ミニチュアホースの疝痛での開腹術
話題 - 2022年12月18日 (日)

ミニチュアホースは、馬体の大きさが馬と大きく違うだけでなく、発症する病気も特徴的であることが知られており、疝痛治療においても、この品種に特有な知識と技術が必要になってきます。
ここでは、ミニチュアホースの疝痛での開腹術の治療成績を調査した知見を紹介します。この研究では、米国のミシガン州立大学の大動物病院において、1993~2006年にかけて、疝痛治療のため外来して開腹術が実施された57頭のミニチュアホースでの、医療記録の回顧的解析が行なわれました。
参考文献:
Haupt JL, McAndrews AG, Chaney KP, Labbe KA, Holcombe SJ. Surgical treatment of colic in the miniature horse: a retrospective study of 57 cases (1993-2006). Equine Vet J. 2008 Jun;40(4):364-7.
結果としては、ミニチュアホースの外科的疝痛としては、糞石症が67%(38/57頭)を占めており、その発症年齢を見ると、六ヶ月以下が半数(19/38頭)となっていました。また、糞石症の発生箇所は、小結腸が66%(25/38頭)と最も多く、次いで、骨盤曲となっていました。糞石症以外に起こった外科的疝痛としては、結腸食滞(7%)、砂疝(5%)、腸結石(4%)などが見られました。

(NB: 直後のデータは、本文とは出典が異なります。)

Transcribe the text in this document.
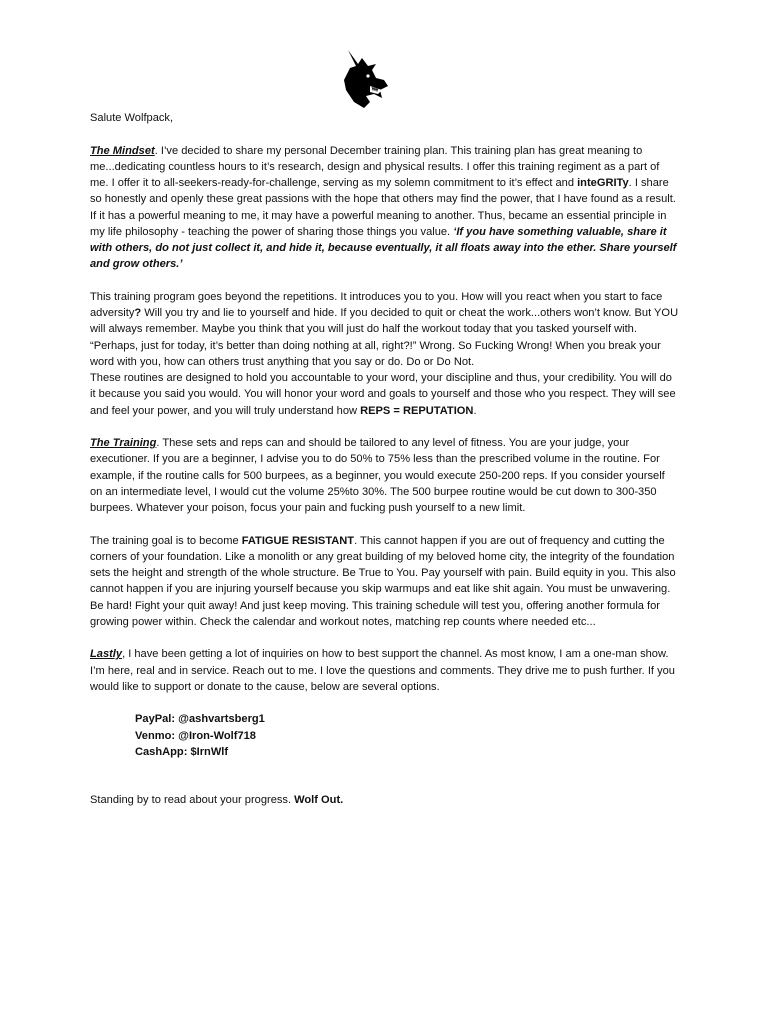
Salute Wolfpack,

The Mindset. I’ve decided to share my personal December training plan. This training plan has great meaning to me...dedicating countless hours to it’s research, design and physical results. I offer this training regiment as a part of me. I offer it to all-seekers-ready-for-challenge, serving as my solemn commitment to it’s effect and inteGRITy. I share so honestly and openly these great passions with the hope that others may find the power, that I have found as a result. If it has a powerful meaning to me, it may have a powerful meaning to another. Thus, became an essential principle in my life philosophy - teaching the power of sharing those things you value. ‘If you have something valuable, share it with others, do not just collect it, and hide it, because eventually, it all floats away into the ether. Share yourself and grow others.’

This training program goes beyond the repetitions. It introduces you to you. How will you react when you start to face adversity? Will you try and lie to yourself and hide. If you decided to quit or cheat the work...others won’t know. But YOU will always remember. Maybe you think that you will just do half the workout today that you tasked yourself with. “Perhaps, just for today, it’s better than doing nothing at all, right?!” Wrong. So Fucking Wrong! When you break your word with you, how can others trust anything that you say or do. Do or Do Not.

These routines are designed to hold you accountable to your word, your discipline and thus, your credibility. You will do it because you said you would. You will honor your word and goals to yourself and those who you respect. They will see and feel your power, and you will truly understand how REPS = REPUTATION.

The Training. These sets and reps can and should be tailored to any level of fitness. You are your judge, your executioner. If you are a beginner, I advise you to do 50% to 75% less than the prescribed volume in the routine. For example, if the routine calls for 500 burpees, as a beginner, you would execute 250-200 reps. If you consider yourself on an intermediate level, I would cut the volume 25%to 30%. The 500 burpee routine would be cut down to 300-350 burpees. Whatever your poison, focus your pain and fucking push yourself to a new limit.

The training goal is to become FATIGUE RESISTANT. This cannot happen if you are out of frequency and cutting the corners of your foundation. Like a monolith or any great building of my beloved home city, the integrity of the foundation sets the height and strength of the whole structure. Be True to You. Pay yourself with pain. Build equity in you. This also cannot happen if you are injuring yourself because you skip warmups and eat like shit again. You must be unwavering. Be hard! Fight your quit away! And just keep moving. This training schedule will test you, offering another formula for growing power within. Check the calendar and workout notes, matching rep counts where needed etc...

Lastly, I have been getting a lot of inquiries on how to best support the channel. As most know, I am a one-man show. I’m here, real and in service. Reach out to me. I love the questions and comments. They drive me to push further. If you would like to support or donate to the cause, below are several options.

PayPal: @ashvartsberg1

Venmo: @Iron-Wolf718

CashApp: $IrnWlf

Standing by to read about your progress. Wolf Out.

ミニチュアホースに糞石症が好発する理由は特定されていませんが、粗飼料の繊維質を完全には咀嚼・消化できないことが発症素因として挙げられており、これが、六ヶ月齢以下で有病率が高かった要因でもあると考察されています。過去の文献でも、ミニチュアホースの疝痛のうち、64~76%が糞石症であったと報告されています[1,2]。
この研究では、ミニチュアホースの外科的疝痛における平均発症年齢は3.3歳で、六ヶ月齢以下の子馬が四割を占めていました。また、疝痛以外の症状としては、腹囲膨満(63%)、食欲不振(63%)、排便停滞(60%)となっており、心拍数は平均80回/分まで上がっていました。

診断では、直腸検査が可能だったのは25%の症例に留まっており、その他には、腹部エコー検査(56%)、経鼻カテーテル(54%)、腹部X線(51%)、腹水検査(47%)などが実施されました。開腹術による糞石症の整復では、小結腸切開(22/38頭)および骨盤曲切開(34/38頭)が行なわれ、術中の浣腸(5/38頭)も併用されました。
術後の入院中に起こった合併症としては、下痢(38%)、食欲不振(35%)、腹痛(27%)、イレウス(11%)などが認められましたが、退院を果たした症例は98%に達していました。しかし、二回目の開腹術を要した症例は15%に及び、そのうち殆どは、退院後に再入院しての施術でした(初回開腹術から3週間後から2年後)。そして、経過追跡できた症例のうち、一年間以上生存した症例は87%(39/45頭)であったことが報告されています。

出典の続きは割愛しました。